This Thanksgiving, I was in charge of the dinner. Part of this was because I wanted to try my hand at turducken.
So here they are, in descending order of size, turkey duck and chicken. As you can see, the chicken is already out of it’s wrapper.
After deboning the chicken and the duck, I got the turkey out. For the record, the duck was a P.I.T.A. Normally, I can literally peel the meat off the carcass, but in the case of the duck, it was an uphill fight the entire way through.
Here, I cut the wings off and sliced the skin along the spine. Typically, bird wings can be made into little “lollipops,” seen on the right. I could only salvage 1 of the duck wings (did I already say ducks were a pain in the ass?) Note the size difference between the three birds.

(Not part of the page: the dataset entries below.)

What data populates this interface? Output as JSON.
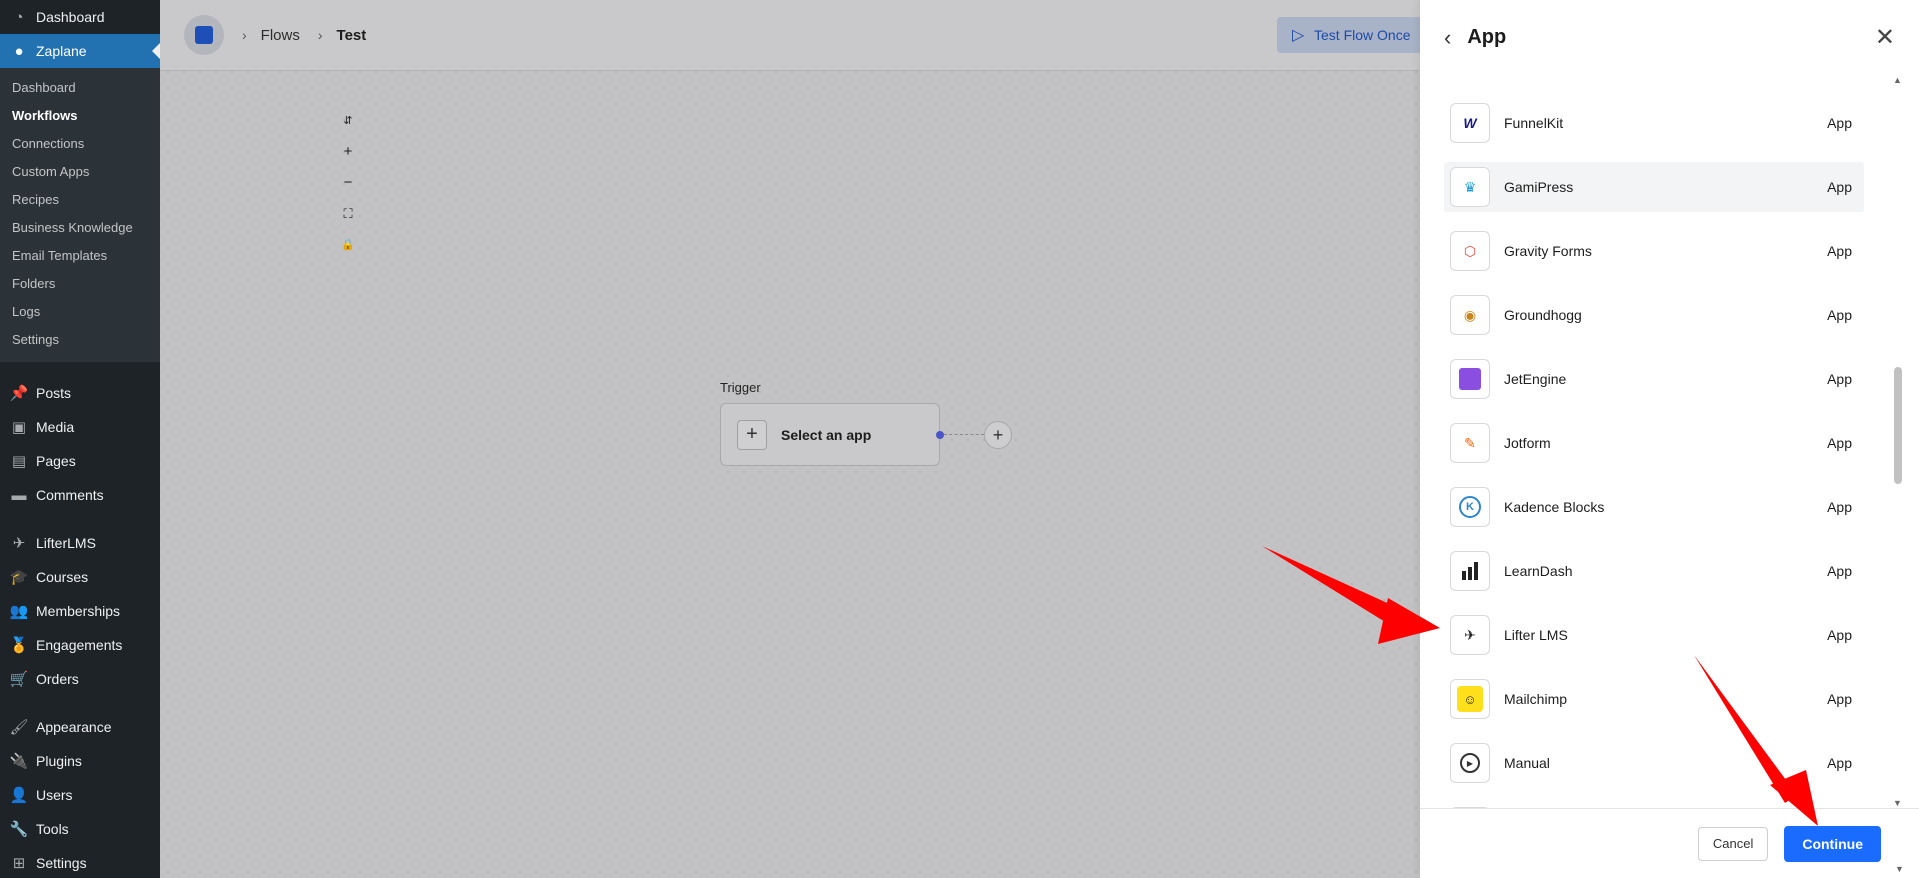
{
  "wp_menu": {
    "dashboard": "Dashboard",
    "zaplane": "Zaplane",
    "submenu": [
      "Dashboard",
      "Workflows",
      "Connections",
      "Custom Apps",
      "Recipes",
      "Business Knowledge",
      "Email Templates",
      "Folders",
      "Logs",
      "Settings"
    ],
    "posts": "Posts",
    "media": "Media",
    "pages": "Pages",
    "comments": "Comments",
    "lifterlms": "LifterLMS",
    "courses": "Courses",
    "memberships": "Memberships",
    "engagements": "Engagements",
    "orders": "Orders",
    "appearance": "Appearance",
    "plugins": "Plugins",
    "users": "Users",
    "tools": "Tools",
    "settings": "Settings"
  },
  "topbar": {
    "breadcrumb_flows": "Flows",
    "breadcrumb_current": "Test",
    "test_button": "Test Flow Once"
  },
  "canvas": {
    "trigger_label": "Trigger",
    "trigger_node_text": "Select an app"
  },
  "panel": {
    "title": "App",
    "apps": [
      {
        "name": "FunnelKit",
        "tag": "App",
        "icon": "funnelkit-icon",
        "color": "#1a1a8a"
      },
      {
        "name": "GamiPress",
        "tag": "App",
        "icon": "gamipress-icon",
        "color": "#1e9bd7"
      },
      {
        "name": "Gravity Forms",
        "tag": "App",
        "icon": "gravity-forms-icon",
        "color": "#e8493f"
      },
      {
        "name": "Groundhogg",
        "tag": "App",
        "icon": "groundhogg-icon",
        "color": "#c9831e"
      },
      {
        "name": "JetEngine",
        "tag": "App",
        "icon": "jetengine-icon",
        "color": "#8a4fe0"
      },
      {
        "name": "Jotform",
        "tag": "App",
        "icon": "jotform-icon",
        "color": "#ff6100"
      },
      {
        "name": "Kadence Blocks",
        "tag": "App",
        "icon": "kadence-icon",
        "color": "#2f86c9"
      },
      {
        "name": "LearnDash",
        "tag": "App",
        "icon": "learndash-icon",
        "color": "#222222"
      },
      {
        "name": "Lifter LMS",
        "tag": "App",
        "icon": "lifterlms-icon",
        "color": "#222222"
      },
      {
        "name": "Mailchimp",
        "tag": "App",
        "icon": "mailchimp-icon",
        "color": "#ffe01b"
      },
      {
        "name": "Manual",
        "tag": "App",
        "icon": "manual-play-icon",
        "color": "#333333"
      }
    ],
    "cancel": "Cancel",
    "continue": "Continue"
  },
  "colors": {
    "accent": "#1a6bff",
    "wp_sidebar": "#1d2327",
    "wp_current": "#2271b1",
    "annotation": "#ff0000"
  }
}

I also took out the wishbone, which was quite flexible. My dad and I played the break-the-wishbone-for-a-wish game, and we couldn’t break it until we threw it in the oven for a couple minutes. I lost, anyway.
Here are all three birds piled on top of each other. The only bones are at the tips of the turkey legs (where the drumsticks end). They are left there because the skin likes to shrink during baking, and that looks ugly.
All wrapped up. We weighed it, and it was about 13 lbs of meat.
Here’s a bird-eye’s view of the uncooked turducken.
Here’s a bunch of potatoes…can you spot imposter cheese cube? (jk, there isn’t one.)
And here it is, baked and untied.
Say hello to leftovers for the next week.
Mmmm. Not quite as juicy as I wanted it to be. I’m convinced that it’s possible to make it juicy without doing all those silly techniques we all hear about. Next time I’ll cook it at 500 degrees Fahrenheit for 5x (min) as much as it weighs in pounds. This time, I did 6, which was too much. Maybe even 4…who knows?
We made a turducken soup with all those bones.
Let’s hope we never get visited by an advanced species of turkey on Thanksgiving day. That would be a very awkward first encounter.